Particularly at a time when journalism and the media are particularly vulnerable.…vulnerable because of Austerity because multi media organisations are struggling to find an economic model for digitisation and there is an evacuation of key advertising to the Internet.
The BBC has been substantially vulnerable since Hutton when a New labour government employed classic propaganda techniques to humble it.
that was combined with judicial public enquiry where the terms of reference were politically and narrowly defined.

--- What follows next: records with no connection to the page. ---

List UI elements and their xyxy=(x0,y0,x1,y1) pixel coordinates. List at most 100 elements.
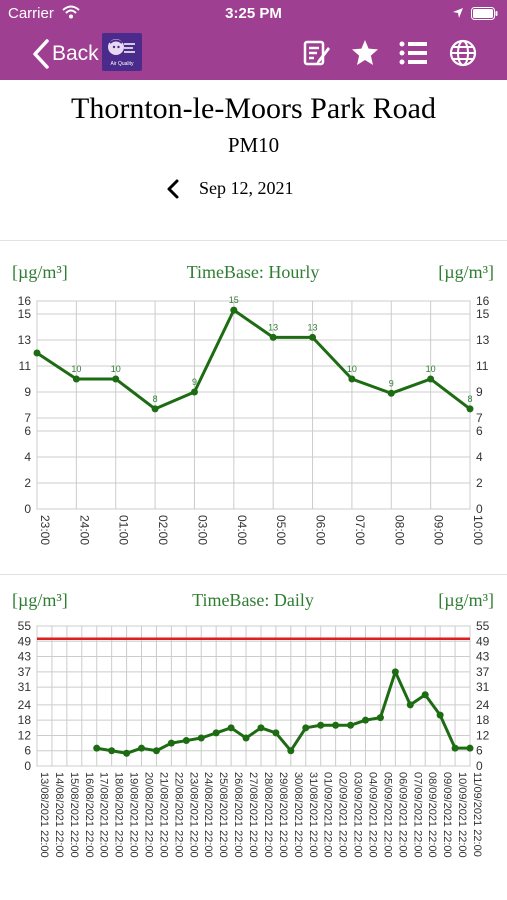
status-time: 3:25 PM xyxy=(225,5,282,22)
daily-x-tick-label: 11/09/2021 22:00 xyxy=(471,772,483,857)
list-icon[interactable] xyxy=(398,38,428,68)
logo-text: Air Quality xyxy=(110,61,134,67)
daily-y-tick-right: 55 xyxy=(476,619,490,633)
daily-y-tick-right: 49 xyxy=(476,634,490,648)
daily-x-tick-label: 29/08/2021 22:00 xyxy=(277,772,289,858)
globe-icon[interactable] xyxy=(448,38,478,68)
notes-icon[interactable] xyxy=(301,38,331,68)
daily-x-tick-label: 05/09/2021 22:00 xyxy=(381,772,393,858)
hourly-series-line xyxy=(36,308,471,411)
section-divider xyxy=(0,240,507,241)
daily-x-tick-label: 08/09/2021 22:00 xyxy=(426,772,438,858)
hourly-x-tick-label: 04:00 xyxy=(235,515,249,545)
hourly-data-point xyxy=(230,306,238,314)
pollutant-name: PM10 xyxy=(227,133,280,157)
hourly-data-label: 10 xyxy=(347,364,357,374)
hourly-y-tick-left: 2 xyxy=(24,476,31,490)
daily-data-point xyxy=(361,716,369,724)
daily-data-point xyxy=(257,724,265,732)
station-title: Thornton-le-Moors Park Road xyxy=(71,92,436,125)
star-icon[interactable] xyxy=(350,38,380,68)
hourly-y-tick-left: 6 xyxy=(24,424,31,438)
daily-data-point xyxy=(212,729,220,737)
daily-x-tick-label: 02/09/2021 22:00 xyxy=(337,772,349,858)
hourly-y-tick-left: 16 xyxy=(18,294,32,308)
daily-x-tick-label: 13/08/2021 22:00 xyxy=(38,772,50,858)
daily-data-point xyxy=(272,729,280,737)
daily-data-point xyxy=(451,744,459,752)
daily-y-tick-left: 43 xyxy=(18,650,32,664)
hourly-x-tick-label: 10:00 xyxy=(471,515,485,545)
daily-x-tick-label: 19/08/2021 22:00 xyxy=(128,772,140,858)
hourly-data-point xyxy=(309,333,317,341)
daily-y-tick-left: 37 xyxy=(18,665,32,679)
daily-data-point xyxy=(376,714,384,722)
daily-x-tick-label: 16/08/2021 22:00 xyxy=(83,772,95,858)
daily-data-point xyxy=(138,744,146,752)
hourly-data-point xyxy=(190,388,198,396)
daily-data-point xyxy=(406,701,414,709)
hourly-data-label: 10 xyxy=(71,364,81,374)
hourly-data-label: 13 xyxy=(268,322,278,332)
hourly-plot-frame xyxy=(36,300,471,510)
hourly-data-label: 10 xyxy=(426,364,436,374)
hourly-y-tick-left: 15 xyxy=(18,307,32,321)
daily-data-point xyxy=(347,721,355,729)
daily-data-point xyxy=(93,744,101,752)
daily-x-tick-label: 15/08/2021 22:00 xyxy=(68,772,80,858)
daily-data-point xyxy=(436,711,444,719)
hourly-y-tick-right: 16 xyxy=(476,294,490,308)
daily-unit-right: [µg/m³] xyxy=(438,590,494,610)
daily-x-tick-label: 26/08/2021 22:00 xyxy=(232,772,244,858)
daily-x-tick-label: 20/08/2021 22:00 xyxy=(143,772,155,858)
hourly-y-tick-left: 9 xyxy=(24,385,31,399)
hourly-y-tick-right: 15 xyxy=(476,307,490,321)
hourly-chart-title: TimeBase: Hourly xyxy=(187,262,320,282)
daily-x-tick-label: 23/08/2021 22:00 xyxy=(187,772,199,858)
daily-y-tick-left: 12 xyxy=(18,728,32,742)
hourly-unit-left: [µg/m³] xyxy=(12,262,68,282)
battery-icon xyxy=(471,7,498,20)
daily-x-tick-label: 04/09/2021 22:00 xyxy=(366,772,378,858)
daily-x-tick-label: 06/09/2021 22:00 xyxy=(396,772,408,858)
hourly-data-point xyxy=(112,375,120,383)
status-bar: Carrier 3:25 PM xyxy=(0,0,507,28)
daily-data-point xyxy=(287,747,295,755)
hourly-y-tick-right: 7 xyxy=(476,411,483,425)
hourly-data-label: 10 xyxy=(111,364,121,374)
daily-chart: [µg/m³] TimeBase: Daily [µg/m³] 0 06 612 12… xyxy=(12,590,494,858)
previous-date-button[interactable] xyxy=(163,176,183,202)
hourly-x-tick-label: 06:00 xyxy=(314,515,328,545)
hourly-data-point xyxy=(348,375,356,383)
hourly-y-tick-right: 2 xyxy=(476,476,483,490)
hourly-unit-right: [µg/m³] xyxy=(438,262,494,282)
daily-y-tick-right: 0 xyxy=(476,759,483,773)
daily-x-tick-label: 30/08/2021 22:00 xyxy=(292,772,304,858)
daily-x-tick-label: 22/08/2021 22:00 xyxy=(172,772,184,858)
daily-x-tick-label: 07/09/2021 22:00 xyxy=(411,772,423,858)
hourly-y-tick-right: 13 xyxy=(476,333,490,347)
hourly-data-label: 15 xyxy=(229,295,239,305)
app-logo: Air Quality xyxy=(102,33,142,71)
back-button[interactable]: Back xyxy=(32,34,99,74)
hourly-data-label: 9 xyxy=(192,377,197,387)
daily-series-line xyxy=(96,670,470,755)
hourly-data-point xyxy=(151,405,159,413)
daily-data-point xyxy=(227,724,235,732)
daily-data-point xyxy=(167,739,175,747)
daily-y-tick-left: 49 xyxy=(18,634,32,648)
hourly-data-point xyxy=(427,375,435,383)
hourly-y-tick-left: 4 xyxy=(24,450,31,464)
daily-x-tick-label: 31/08/2021 22:00 xyxy=(307,772,319,858)
hourly-y-tick-left: 7 xyxy=(24,411,31,425)
daily-y-tick-right: 37 xyxy=(476,665,490,679)
daily-x-tick-label: 21/08/2021 22:00 xyxy=(157,772,169,858)
daily-x-tick-label: 18/08/2021 22:00 xyxy=(113,772,125,858)
chevron-left-icon xyxy=(33,39,49,69)
hourly-x-tick-label: 02:00 xyxy=(156,515,170,545)
daily-y-tick-right: 12 xyxy=(476,728,490,742)
date-selector: Sep 12, 2021 xyxy=(0,176,507,202)
carrier-label: Carrier xyxy=(8,5,54,22)
daily-data-point xyxy=(197,734,205,742)
daily-data-point xyxy=(123,749,131,757)
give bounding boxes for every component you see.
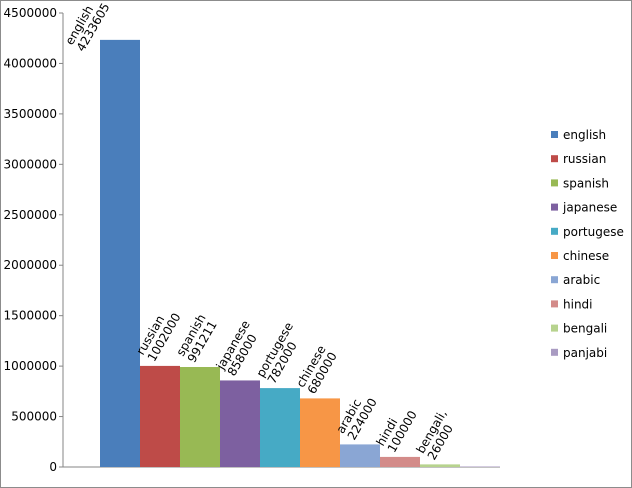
legend-swatch: [551, 276, 558, 284]
y-tick-label: 4500000: [4, 6, 57, 20]
legend-swatch: [551, 155, 558, 163]
legend-label: russian: [563, 152, 606, 166]
legend-label: panjabi: [563, 346, 607, 360]
legend-label: english: [563, 128, 606, 142]
bar: [260, 388, 300, 467]
bar: [180, 366, 220, 467]
y-tick-label: 3500000: [4, 107, 57, 121]
legend-swatch: [551, 179, 558, 187]
y-tick-label: 0: [49, 460, 57, 474]
legend-label: chinese: [563, 249, 609, 263]
legend-label: bengali: [563, 322, 607, 336]
y-tick-label: 4000000: [4, 56, 57, 70]
legend-swatch: [551, 252, 558, 259]
y-tick-label: 2000000: [4, 258, 57, 272]
legend-swatch: [551, 203, 558, 211]
legend-label: arabic: [563, 273, 600, 287]
bar: [300, 398, 340, 467]
bar: [380, 456, 420, 467]
y-tick-label: 1500000: [4, 309, 57, 323]
bar: [420, 464, 460, 467]
y-tick-label: 1000000: [4, 359, 57, 373]
y-tick-label: 2500000: [4, 208, 57, 222]
bar: [100, 39, 140, 468]
legend-swatch: [551, 348, 558, 356]
legend-label: portugese: [563, 225, 624, 239]
legend-swatch: [551, 324, 558, 332]
legend-label: japanese: [562, 201, 617, 215]
y-tick-label: 500000: [11, 410, 57, 424]
legend-swatch: [551, 131, 558, 138]
bar: [340, 444, 380, 467]
bar: [460, 466, 500, 467]
legend-swatch: [551, 300, 558, 308]
y-tick-label: 3000000: [4, 157, 57, 171]
bar: [140, 365, 180, 467]
legend-swatch: [551, 227, 558, 235]
bar: [220, 380, 260, 467]
legend-label: spanish: [563, 176, 609, 190]
legend-label: hindi: [563, 297, 593, 311]
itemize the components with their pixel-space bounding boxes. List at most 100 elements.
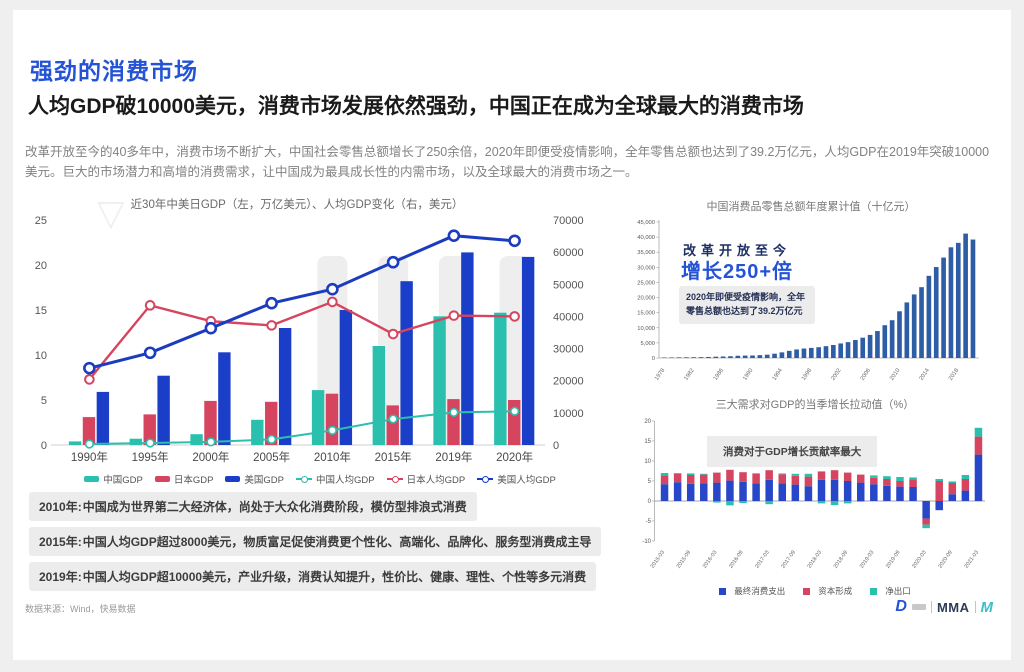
y-axis-tick: 15 [644,439,651,445]
x-axis-label: 2019-03 [859,550,875,570]
stack-资本形成 [660,475,669,485]
x-axis-label: 1982 [683,368,695,382]
line-美国人均GDP [89,234,515,370]
x-axis-label: 1998 [801,368,813,382]
stack-最终消费支出 [922,501,930,519]
stack-资本形成 [870,477,878,485]
timeline-notes: 2010年:中国成为世界第二大经济体，尚处于大众化消费阶段，模仿型排浪式消费 2… [29,492,614,597]
stack-资本形成 [948,483,957,495]
x-axis-label: 2018-03 [807,550,823,570]
bar [669,357,674,358]
retail-annotation-box: 2020年即便受疫情影响，全年零售总额也达到了39.2万亿元 [679,286,815,324]
y-axis-tick: 25,000 [637,280,655,286]
stack-最终消费支出 [817,479,826,501]
marker-中国人均GDP [510,406,520,416]
marker-中国人均GDP [84,439,94,449]
bar-中国GDP [129,438,143,445]
bar-中国GDP [494,312,507,445]
bar-中国GDP [311,390,325,445]
x-axis-label: 2015年 [375,450,412,464]
bar [706,356,711,358]
x-axis-label: 2015-09 [676,550,692,570]
stack-最终消费支出 [791,484,800,501]
bar [742,355,748,358]
stack-最终消费支出 [673,482,682,501]
marker-中国人均GDP [267,434,277,444]
bar [801,348,807,358]
stack-资本形成 [739,472,747,482]
y-axis-tick: 0 [648,499,652,505]
legend-item: 中国GDP [84,472,143,486]
right-axis-tick: 40000 [553,311,584,323]
bar-美国GDP [521,256,535,445]
bar [838,343,844,358]
bar-中国GDP [68,441,82,445]
x-axis-label: 2010年 [314,450,351,464]
bar [676,357,682,358]
x-axis-label: 2020-09 [937,550,953,570]
stack-最终消费支出 [883,485,891,501]
logo-m: M [980,598,994,616]
x-axis-label: 2000年 [192,450,229,464]
stack-净出口 [948,481,957,483]
bar [772,353,777,358]
watermark-icon: ▽ [97,192,125,233]
stack-最终消费支出 [778,483,787,501]
gdp-combo-chart-canvas: 0 5 10 15 20 25 0 10000 20000 30000 40000 50000 6000… [35,215,584,464]
stack-资本形成 [935,481,943,501]
stack-资本形成 [726,469,734,481]
x-axis-label: 1990年 [71,450,108,464]
x-axis-label: 2016-03 [702,550,718,570]
line-日本人均GDP [88,300,515,381]
marker-美国人均GDP [386,255,400,269]
y-axis-tick: 35,000 [637,250,655,256]
stack-资本形成 [909,479,917,487]
y-axis-tick: 45,000 [637,220,655,226]
marker-中国人均GDP [145,438,155,448]
stack-最终消费支出 [660,484,669,501]
bar [816,347,821,358]
note-text: 中国人均GDP超过8000美元，物质富足促使消费更个性化、高端化、品牌化、服务型… [82,535,592,549]
y-axis-tick: 15,000 [637,311,655,317]
legend-item: 资本形成 [803,585,852,597]
gdp-combo-legend: 中国GDP 日本GDP 美国GDP 中国人均GDP 日本人均GDP 美国人均GDP [23,472,617,486]
left-axis-tick: 20 [35,260,47,272]
legend-item: 最终消费支出 [719,585,785,597]
stack-资本形成 [778,474,787,484]
bar [794,349,799,358]
stack-净出口 [935,479,943,481]
stack-净出口 [778,473,787,475]
legend-line-swatch [386,475,403,483]
bar-美国GDP [339,310,353,445]
bar [728,356,733,358]
bar [831,344,836,358]
bar [735,355,741,358]
stack-最终消费支出 [739,481,747,501]
gdp-pull-chart-canvas: 20 15 10 5 0 -5 -10 2015-03 2015-09 2016-03 2016-0… [642,419,985,570]
stack-净出口 [791,473,800,476]
x-axis-label: 2020-03 [911,550,927,570]
marker-美国人均GDP [83,361,96,375]
marker-日本人均GDP [144,300,156,311]
y-axis-tick: 0 [652,356,655,362]
gdp-pull-legend: 最终消费支出 资本形成 净出口 [625,585,1005,597]
stack-最终消费支出 [700,483,708,501]
logo-d: D [895,598,907,615]
x-axis-label: 2019年 [435,450,472,464]
bar [779,352,785,358]
bar [684,357,689,358]
legend-swatch [84,476,100,482]
stack-最终消费支出 [961,490,970,501]
y-axis-tick: -5 [646,519,652,525]
bar-中国GDP [190,434,203,445]
bar [757,355,763,358]
stack-净出口 [830,501,839,505]
bar [904,302,910,358]
bar [941,257,946,358]
stack-净出口 [713,501,721,503]
bar [698,357,704,358]
bar [889,320,895,358]
y-axis-tick: 10 [644,459,651,465]
bar [823,346,829,358]
stack-净出口 [922,524,930,529]
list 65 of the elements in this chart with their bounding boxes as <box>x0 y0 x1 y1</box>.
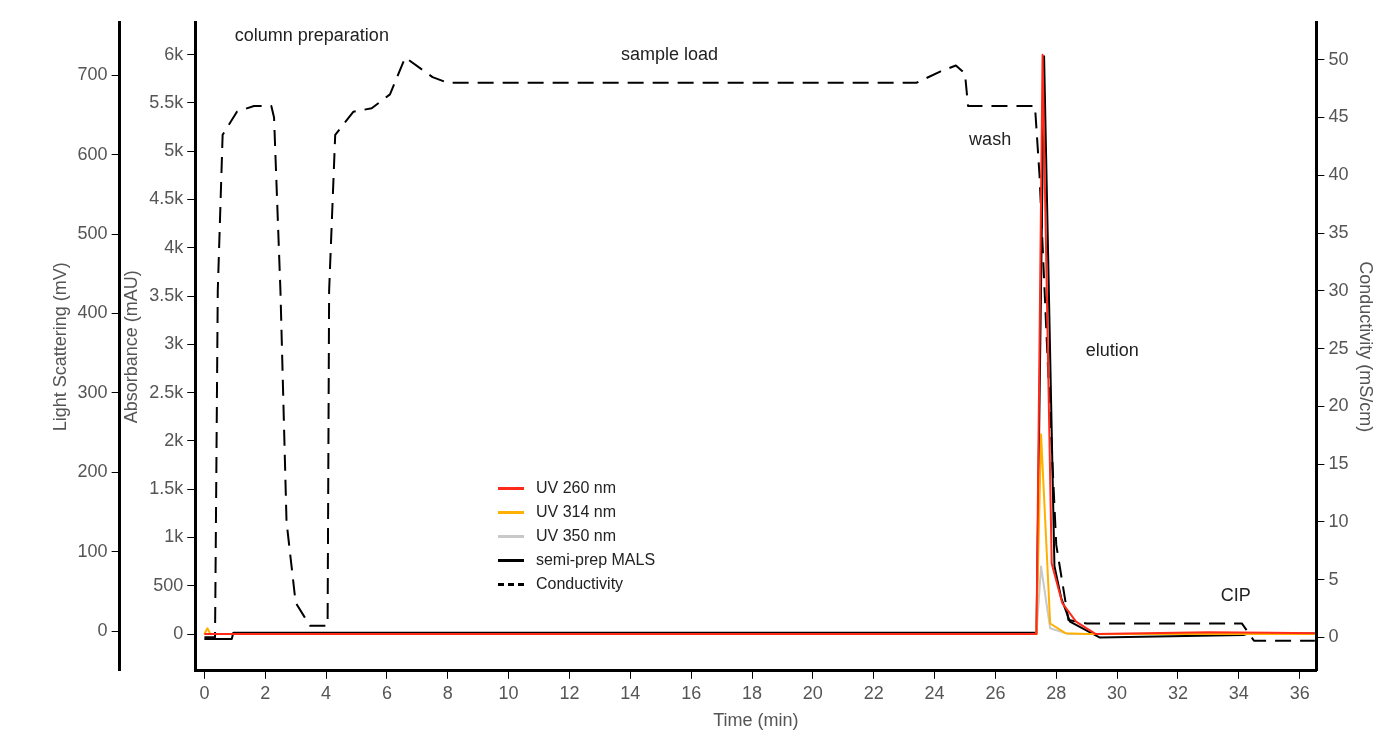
x-tick-label: 30 <box>1107 682 1128 703</box>
y2-axis-title: Conductivity (mS/cm) <box>1356 261 1377 433</box>
y3-tick-label: 300 <box>77 381 108 402</box>
y3-tick-label: 700 <box>77 64 108 85</box>
y2-tick-label: 25 <box>1328 337 1349 358</box>
y3-tick-label: 500 <box>77 223 108 243</box>
legend-label: UV 314 nm <box>535 503 616 522</box>
y-tick-label: 0 <box>173 623 184 644</box>
y3-tick-label: 400 <box>77 302 108 323</box>
y2-tick-label: 10 <box>1328 510 1349 531</box>
annotation: elution <box>1085 340 1139 361</box>
y-tick-label: 1.5k <box>149 478 185 499</box>
y2-tick-label: 15 <box>1328 453 1349 474</box>
y3-tick-label: 100 <box>77 540 108 561</box>
legend-label: semi-prep MALS <box>535 551 656 570</box>
y2-tick-label: 50 <box>1328 48 1349 69</box>
y-axis-title: Absorbance (mAU) <box>121 270 142 424</box>
x-tick-label: 28 <box>1046 682 1067 703</box>
y-tick-label: 2.5k <box>149 381 185 402</box>
y2-tick-label: 30 <box>1328 279 1349 300</box>
y2-tick-label: 35 <box>1328 221 1349 242</box>
y2-tick-label: 45 <box>1328 106 1349 127</box>
annotation: CIP <box>1220 585 1251 606</box>
y-tick-label: 4.5k <box>149 188 185 209</box>
x-tick-label: 36 <box>1289 682 1310 703</box>
y-tick-label: 1k <box>164 526 185 547</box>
x-tick-label: 20 <box>802 682 823 703</box>
annotation: column preparation <box>234 24 389 45</box>
x-axis-title: Time (min) <box>713 710 799 731</box>
x-tick-label: 22 <box>863 682 884 703</box>
x-tick-label: 0 <box>199 682 210 703</box>
annotation: wash <box>968 129 1012 150</box>
x-tick-label: 34 <box>1228 682 1249 703</box>
annotation: sample load <box>620 44 719 65</box>
y-tick-label: 3k <box>164 333 185 354</box>
y-tick-label: 3.5k <box>149 285 185 306</box>
x-tick-label: 26 <box>985 682 1006 703</box>
x-tick-label: 14 <box>620 682 641 703</box>
x-tick-label: 8 <box>442 682 453 703</box>
x-tick-label: 10 <box>498 682 519 703</box>
y3-tick-label: 0 <box>97 620 108 641</box>
y2-tick-label: 5 <box>1328 568 1339 589</box>
y3-tick-label: 200 <box>77 461 108 482</box>
legend-label: UV 350 nm <box>535 527 616 546</box>
x-tick-label: 16 <box>681 682 702 703</box>
x-tick-label: 4 <box>321 682 332 703</box>
y3-tick-label: 600 <box>77 143 108 164</box>
y-tick-label: 5.5k <box>149 91 185 112</box>
y-tick-label: 500 <box>153 574 184 595</box>
legend-label: UV 260 nm <box>535 479 616 498</box>
y2-tick-label: 0 <box>1328 626 1339 647</box>
x-tick-label: 2 <box>260 682 271 703</box>
x-tick-label: 18 <box>742 682 763 703</box>
y2-tick-label: 40 <box>1328 164 1349 185</box>
y-tick-label: 2k <box>164 429 185 450</box>
x-tick-label: 12 <box>559 682 580 703</box>
x-tick-label: 6 <box>381 682 392 703</box>
y3-axis-title: Light Scattering (mV) <box>49 262 70 432</box>
y-tick-label: 5k <box>164 140 185 161</box>
y2-tick-label: 20 <box>1328 395 1349 416</box>
x-tick-label: 32 <box>1167 682 1188 703</box>
y-tick-label: 4k <box>164 236 185 257</box>
x-tick-label: 24 <box>924 682 945 703</box>
y-tick-label: 6k <box>164 43 185 64</box>
legend-label: Conductivity <box>535 575 624 594</box>
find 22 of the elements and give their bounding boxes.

So I think we’re seeing an ongoing repetition of a growth of political power on the part of politicians against the Media.
Recently the BBC has been a casualty of that.
The problem for the BBC is that it is owned by the Public but is more harshly shackled to the political world than It has been in the past. The Chairman is a Conservative politician at a time when we have a Conservative/Lib/Dem Coalition and I think that’s a key issue.
I think the BBC is in a process of necessity but it is learning a desperately hard lesson. Not only the BBC but any newspaper organisation now has learned that they are under attack and are vulnerable to the Legislature, the Executive and Judiciary.
They need to be much more disciplined, they need to be more politically savvy.
They need to have a full understanding of the political ground as well as the journalistic infrastructure and culture of their own organisation.
They need to have a leadership that when mistakes happen they are managed not just on journalistic terms but on political and propaganda terms.’